Mardi soir, peu après que les ingénieurs de la centrale électrique de Kyiv aient annoncé la stabilisation de la situation, une nouvelle attaque massive a eu lieu. Des missiles Iskander et des dizaines de drones à longue portée ont été utilisés. Les dégâts causés à la centrale thermique de Trypilska ont de nouveau plongé de nombreux quartiers de la capitale dans le noir. Des attaques ont également touché les régions de Kharkiv, Zaporijia, Jytomyr et Odessa. À Dnipropetrovsk, des drones et des missiles balistiques ont attaqué la centrale thermique de Kryvyi Rih.

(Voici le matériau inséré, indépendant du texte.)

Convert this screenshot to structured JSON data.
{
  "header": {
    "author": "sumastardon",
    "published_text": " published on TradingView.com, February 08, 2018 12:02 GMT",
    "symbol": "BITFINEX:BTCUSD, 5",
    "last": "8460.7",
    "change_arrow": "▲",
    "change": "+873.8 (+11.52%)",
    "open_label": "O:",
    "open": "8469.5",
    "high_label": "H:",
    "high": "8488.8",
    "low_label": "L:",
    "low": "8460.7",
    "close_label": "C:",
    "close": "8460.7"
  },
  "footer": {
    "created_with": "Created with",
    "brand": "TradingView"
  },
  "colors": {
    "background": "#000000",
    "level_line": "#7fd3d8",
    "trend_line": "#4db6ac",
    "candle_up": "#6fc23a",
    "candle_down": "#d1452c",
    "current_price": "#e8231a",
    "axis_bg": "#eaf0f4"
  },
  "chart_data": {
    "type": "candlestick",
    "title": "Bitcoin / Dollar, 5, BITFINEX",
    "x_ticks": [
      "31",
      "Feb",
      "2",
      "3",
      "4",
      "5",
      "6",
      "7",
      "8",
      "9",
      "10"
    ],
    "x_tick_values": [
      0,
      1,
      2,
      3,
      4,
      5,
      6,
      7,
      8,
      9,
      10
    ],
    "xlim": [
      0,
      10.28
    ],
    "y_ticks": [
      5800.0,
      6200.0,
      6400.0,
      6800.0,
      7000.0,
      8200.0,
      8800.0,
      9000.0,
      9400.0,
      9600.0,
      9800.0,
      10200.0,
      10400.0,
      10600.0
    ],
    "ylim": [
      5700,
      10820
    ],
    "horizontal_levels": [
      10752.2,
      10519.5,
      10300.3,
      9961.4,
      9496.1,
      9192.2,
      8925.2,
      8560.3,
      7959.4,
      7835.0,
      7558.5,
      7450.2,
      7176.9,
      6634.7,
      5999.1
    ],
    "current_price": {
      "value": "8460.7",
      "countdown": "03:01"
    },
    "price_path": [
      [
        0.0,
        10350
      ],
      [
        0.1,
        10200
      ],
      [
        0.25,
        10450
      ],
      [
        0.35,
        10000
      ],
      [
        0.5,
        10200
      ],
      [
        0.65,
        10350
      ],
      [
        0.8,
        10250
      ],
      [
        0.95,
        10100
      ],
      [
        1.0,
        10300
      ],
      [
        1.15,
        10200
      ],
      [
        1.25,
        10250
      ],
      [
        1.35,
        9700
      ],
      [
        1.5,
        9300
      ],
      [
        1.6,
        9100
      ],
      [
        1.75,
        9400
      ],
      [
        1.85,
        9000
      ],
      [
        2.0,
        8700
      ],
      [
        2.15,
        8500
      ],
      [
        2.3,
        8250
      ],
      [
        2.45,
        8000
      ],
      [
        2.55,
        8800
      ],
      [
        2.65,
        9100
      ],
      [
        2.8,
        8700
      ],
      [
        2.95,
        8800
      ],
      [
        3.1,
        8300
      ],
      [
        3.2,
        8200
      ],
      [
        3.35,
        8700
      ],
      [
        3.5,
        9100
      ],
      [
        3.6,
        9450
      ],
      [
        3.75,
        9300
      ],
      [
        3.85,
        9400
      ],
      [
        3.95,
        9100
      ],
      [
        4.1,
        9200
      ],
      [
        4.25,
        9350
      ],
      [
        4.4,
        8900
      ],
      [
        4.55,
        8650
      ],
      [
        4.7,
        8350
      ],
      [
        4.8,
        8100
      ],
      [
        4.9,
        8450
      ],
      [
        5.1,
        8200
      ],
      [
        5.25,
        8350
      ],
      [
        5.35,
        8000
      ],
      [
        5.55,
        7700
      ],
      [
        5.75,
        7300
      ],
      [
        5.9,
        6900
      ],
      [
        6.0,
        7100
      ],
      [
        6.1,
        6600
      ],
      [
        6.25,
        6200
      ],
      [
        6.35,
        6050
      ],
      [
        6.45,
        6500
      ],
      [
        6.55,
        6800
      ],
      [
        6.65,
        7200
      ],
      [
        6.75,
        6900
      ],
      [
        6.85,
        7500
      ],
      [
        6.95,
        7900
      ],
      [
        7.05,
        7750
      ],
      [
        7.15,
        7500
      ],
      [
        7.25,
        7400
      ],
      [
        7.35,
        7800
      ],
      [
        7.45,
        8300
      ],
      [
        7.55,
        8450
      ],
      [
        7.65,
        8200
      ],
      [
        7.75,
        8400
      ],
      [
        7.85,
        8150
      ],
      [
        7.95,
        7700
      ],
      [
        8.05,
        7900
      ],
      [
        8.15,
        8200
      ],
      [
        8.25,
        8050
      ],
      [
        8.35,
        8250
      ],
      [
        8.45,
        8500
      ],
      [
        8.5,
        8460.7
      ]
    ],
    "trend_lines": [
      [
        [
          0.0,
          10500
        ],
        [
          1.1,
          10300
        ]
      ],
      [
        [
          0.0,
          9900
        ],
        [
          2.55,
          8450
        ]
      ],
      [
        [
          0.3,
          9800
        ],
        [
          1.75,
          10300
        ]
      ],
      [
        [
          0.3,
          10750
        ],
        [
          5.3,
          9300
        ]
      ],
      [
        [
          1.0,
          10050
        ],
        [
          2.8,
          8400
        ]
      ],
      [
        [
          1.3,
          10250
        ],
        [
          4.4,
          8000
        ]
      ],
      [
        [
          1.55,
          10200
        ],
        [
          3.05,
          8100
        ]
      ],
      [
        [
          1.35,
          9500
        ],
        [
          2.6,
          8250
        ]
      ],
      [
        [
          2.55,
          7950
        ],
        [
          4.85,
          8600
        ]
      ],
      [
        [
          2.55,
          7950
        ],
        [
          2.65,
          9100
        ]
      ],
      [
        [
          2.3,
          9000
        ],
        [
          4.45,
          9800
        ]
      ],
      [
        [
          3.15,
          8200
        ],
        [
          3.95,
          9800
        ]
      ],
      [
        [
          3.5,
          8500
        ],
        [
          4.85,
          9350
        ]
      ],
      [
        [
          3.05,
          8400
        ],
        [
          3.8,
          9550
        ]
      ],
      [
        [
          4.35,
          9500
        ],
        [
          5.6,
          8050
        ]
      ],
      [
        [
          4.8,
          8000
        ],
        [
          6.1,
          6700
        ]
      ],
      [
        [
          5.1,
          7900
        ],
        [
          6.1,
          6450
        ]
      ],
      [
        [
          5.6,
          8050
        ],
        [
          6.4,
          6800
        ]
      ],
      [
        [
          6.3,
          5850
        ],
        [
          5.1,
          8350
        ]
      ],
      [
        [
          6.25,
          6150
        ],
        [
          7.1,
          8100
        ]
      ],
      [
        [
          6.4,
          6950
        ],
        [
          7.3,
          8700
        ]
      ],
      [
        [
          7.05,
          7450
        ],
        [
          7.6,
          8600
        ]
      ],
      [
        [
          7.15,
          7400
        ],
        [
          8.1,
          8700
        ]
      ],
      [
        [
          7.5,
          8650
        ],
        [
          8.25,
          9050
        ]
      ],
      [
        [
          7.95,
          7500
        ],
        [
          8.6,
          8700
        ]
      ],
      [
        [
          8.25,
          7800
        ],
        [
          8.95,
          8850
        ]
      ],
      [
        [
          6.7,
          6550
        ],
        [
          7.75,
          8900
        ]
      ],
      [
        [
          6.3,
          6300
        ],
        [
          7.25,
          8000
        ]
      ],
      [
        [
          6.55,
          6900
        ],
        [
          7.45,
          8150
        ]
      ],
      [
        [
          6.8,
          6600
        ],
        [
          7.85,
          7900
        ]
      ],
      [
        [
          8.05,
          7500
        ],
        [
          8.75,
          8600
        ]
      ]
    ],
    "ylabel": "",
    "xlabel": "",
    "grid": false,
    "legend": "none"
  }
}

© Photo : Service national des situations d'urgence d'Ukraine
Générateur pour alimenter un immeuble d'appartements à Kyiv
L'efficacité des grèves se manifeste notamment par la réaction des entreprises ukrainiennes. Les médias locaux rapportent que de grandes chaînes de distribution ferment leurs supermarchés à Kyiv et dans plusieurs autres villes : les générateurs qui alimentent leurs équipements ne parviennent pas à supporter la demande. Cette situation représente une grave menace pour les autorités de Kyiv : la métropole pourrait rapidement devenir invivable.
Une approche intégrée
À en juger par les images des sites d'atterrissage, la défense aérienne ukrainienne est manifestement incapable de repousser des frappes massives menées avec des armes de précision. La Russie a atteint un tel niveau de production de missiles Geran et Gerber à longue portée qu'elle peut en lancer des centaines en salve. Les drones distraient l'ennemi et le contraignent à gaspiller ses précieuses munitions de missiles sol-air. Auparavant, des équipes de combat mobiles, installées dans des pick-ups et équipées de mitrailleuses, neutralisaient les drones lents. Cependant, selon les médias ennemis, les missiles Geran volent désormais plus haut et plongent abruptement vers leurs cibles, ce qui les rend difficiles à intercepter avec des armes légères.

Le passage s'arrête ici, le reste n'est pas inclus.